With Agreement (August 15th), Fermentor closes out their trilogy of improvised releases by doing what few bands would dare and that’s trusting raw instinct over meticulous planning. Across the seventeen tracks, the duo transforms the limitations of two instruments into a vast and unpredictable musical language, where every moment feels like a tightrope act between chaos and control.
Part of the album’s strength lies in the sheer variety of approaches within a purely guitar-and-drums framework. Opener “Wintry Earth” immediately sets the tone with jagged time signatures and an icy descent into brutal death metal, while “Ceratops” demonstrates their ability to build patiently by morphing from a meditative calm into a tectonic and crushing climax. Fermentor aren’t afraid to shift gears mid-song, as heard in “Whisper Flesh,” which pivots sharply between blast-heavy intensity and weighty grooves.
The band’s improvisational nature means that imperfections aren’t just tolerated, they’re weaponized. “Roach God” becomes an authentic snapshot of risk and discovery, while “Human Caterpillar” turns a technical mishap into an avant-garde highlight. It’s this willingness to embrace unpredictability that gives Agreement a human and breathing quality often missing from instrumental metal.
Fermentor also shows an ear for pacing. Tracks like “Hides Behind Hands” and closer “All Ashes” introduce moments of restraint and reflection by preventing the record from becoming an unbroken wall of aggression. Meanwhile, “Protohuman” and “Skybeam” push their death-thrash roots to the limit before giving way to the final and meditative exhale.

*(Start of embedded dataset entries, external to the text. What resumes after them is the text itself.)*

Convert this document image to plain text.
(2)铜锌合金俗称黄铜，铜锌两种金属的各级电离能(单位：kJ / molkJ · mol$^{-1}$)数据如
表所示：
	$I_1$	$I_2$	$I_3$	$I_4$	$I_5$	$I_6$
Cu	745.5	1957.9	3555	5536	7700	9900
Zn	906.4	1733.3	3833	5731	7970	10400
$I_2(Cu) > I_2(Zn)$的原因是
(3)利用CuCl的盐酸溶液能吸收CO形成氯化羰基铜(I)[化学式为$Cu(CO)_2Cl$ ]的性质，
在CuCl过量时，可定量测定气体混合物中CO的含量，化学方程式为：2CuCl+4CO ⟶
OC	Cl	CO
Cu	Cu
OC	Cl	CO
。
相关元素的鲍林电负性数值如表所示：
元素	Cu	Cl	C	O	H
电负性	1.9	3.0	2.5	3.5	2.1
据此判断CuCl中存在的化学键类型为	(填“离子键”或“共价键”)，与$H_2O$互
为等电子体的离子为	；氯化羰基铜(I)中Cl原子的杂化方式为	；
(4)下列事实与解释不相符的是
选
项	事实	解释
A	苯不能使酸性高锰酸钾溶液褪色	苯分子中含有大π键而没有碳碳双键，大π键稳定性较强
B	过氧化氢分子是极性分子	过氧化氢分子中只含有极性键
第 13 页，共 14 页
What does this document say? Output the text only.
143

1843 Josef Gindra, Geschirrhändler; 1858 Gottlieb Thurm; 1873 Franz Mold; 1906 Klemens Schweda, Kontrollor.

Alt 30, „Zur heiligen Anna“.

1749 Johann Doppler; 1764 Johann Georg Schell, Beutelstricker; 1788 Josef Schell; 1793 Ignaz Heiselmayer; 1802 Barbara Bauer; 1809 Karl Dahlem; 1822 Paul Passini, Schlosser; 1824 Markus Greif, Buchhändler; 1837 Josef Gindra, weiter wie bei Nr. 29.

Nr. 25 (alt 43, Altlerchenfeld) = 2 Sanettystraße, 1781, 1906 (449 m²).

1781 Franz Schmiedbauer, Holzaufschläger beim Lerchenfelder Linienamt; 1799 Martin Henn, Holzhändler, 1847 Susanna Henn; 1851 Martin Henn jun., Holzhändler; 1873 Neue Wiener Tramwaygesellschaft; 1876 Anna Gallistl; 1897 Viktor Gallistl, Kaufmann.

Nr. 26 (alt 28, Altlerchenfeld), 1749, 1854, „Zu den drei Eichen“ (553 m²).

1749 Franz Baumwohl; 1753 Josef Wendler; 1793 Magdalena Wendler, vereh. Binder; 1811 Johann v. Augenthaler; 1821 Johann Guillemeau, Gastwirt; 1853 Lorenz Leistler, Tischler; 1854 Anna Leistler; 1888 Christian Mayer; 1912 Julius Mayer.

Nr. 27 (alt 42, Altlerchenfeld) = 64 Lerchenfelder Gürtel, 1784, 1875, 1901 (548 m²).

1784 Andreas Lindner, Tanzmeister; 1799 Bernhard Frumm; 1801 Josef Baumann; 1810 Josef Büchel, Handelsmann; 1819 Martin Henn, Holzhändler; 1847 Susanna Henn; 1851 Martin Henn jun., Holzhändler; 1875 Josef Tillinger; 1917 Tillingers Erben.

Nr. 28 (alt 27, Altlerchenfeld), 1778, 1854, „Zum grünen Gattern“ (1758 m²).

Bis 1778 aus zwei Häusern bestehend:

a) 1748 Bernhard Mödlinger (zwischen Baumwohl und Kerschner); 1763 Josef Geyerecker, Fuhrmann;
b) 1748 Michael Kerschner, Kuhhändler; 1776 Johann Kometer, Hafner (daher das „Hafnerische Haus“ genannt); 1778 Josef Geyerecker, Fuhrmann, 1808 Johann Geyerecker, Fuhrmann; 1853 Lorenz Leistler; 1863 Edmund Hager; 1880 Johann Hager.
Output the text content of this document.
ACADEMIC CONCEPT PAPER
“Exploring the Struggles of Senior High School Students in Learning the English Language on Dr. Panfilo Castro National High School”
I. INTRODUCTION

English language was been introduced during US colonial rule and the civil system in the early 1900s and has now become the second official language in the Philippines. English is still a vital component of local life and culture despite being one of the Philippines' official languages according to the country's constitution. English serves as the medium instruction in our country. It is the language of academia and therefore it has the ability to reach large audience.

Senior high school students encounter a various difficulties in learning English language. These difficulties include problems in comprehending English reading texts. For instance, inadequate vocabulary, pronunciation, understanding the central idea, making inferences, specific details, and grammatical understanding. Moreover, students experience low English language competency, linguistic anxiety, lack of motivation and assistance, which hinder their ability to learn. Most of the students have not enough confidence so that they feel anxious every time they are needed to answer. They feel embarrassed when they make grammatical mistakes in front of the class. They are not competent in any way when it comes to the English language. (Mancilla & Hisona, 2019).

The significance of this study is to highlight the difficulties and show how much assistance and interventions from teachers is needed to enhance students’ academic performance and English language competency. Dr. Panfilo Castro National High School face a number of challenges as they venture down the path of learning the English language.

Improvised albums can easily lose focus, but Agreement feels like a guided freefall. The chemistry between Dylan Marks and Adam “Wally” Wollach is so instinctive that even in the most chaotic passages the music feels purposeful. As Adam said,
We aren’t trying to be the crustiest crust band, we want to blend a bunch of styles together to make something fun and energetic to play live.
That ethos is written into every note. This isn’t just an impressive technical feat but a record that thrives on risk, celebrates accidents, and turns two instruments into a self-contained ecosystem of ideas. With Agreement, Fermentor proves that improvisation, when done with trust and precision, can be as narratively gripping as any scripted composition.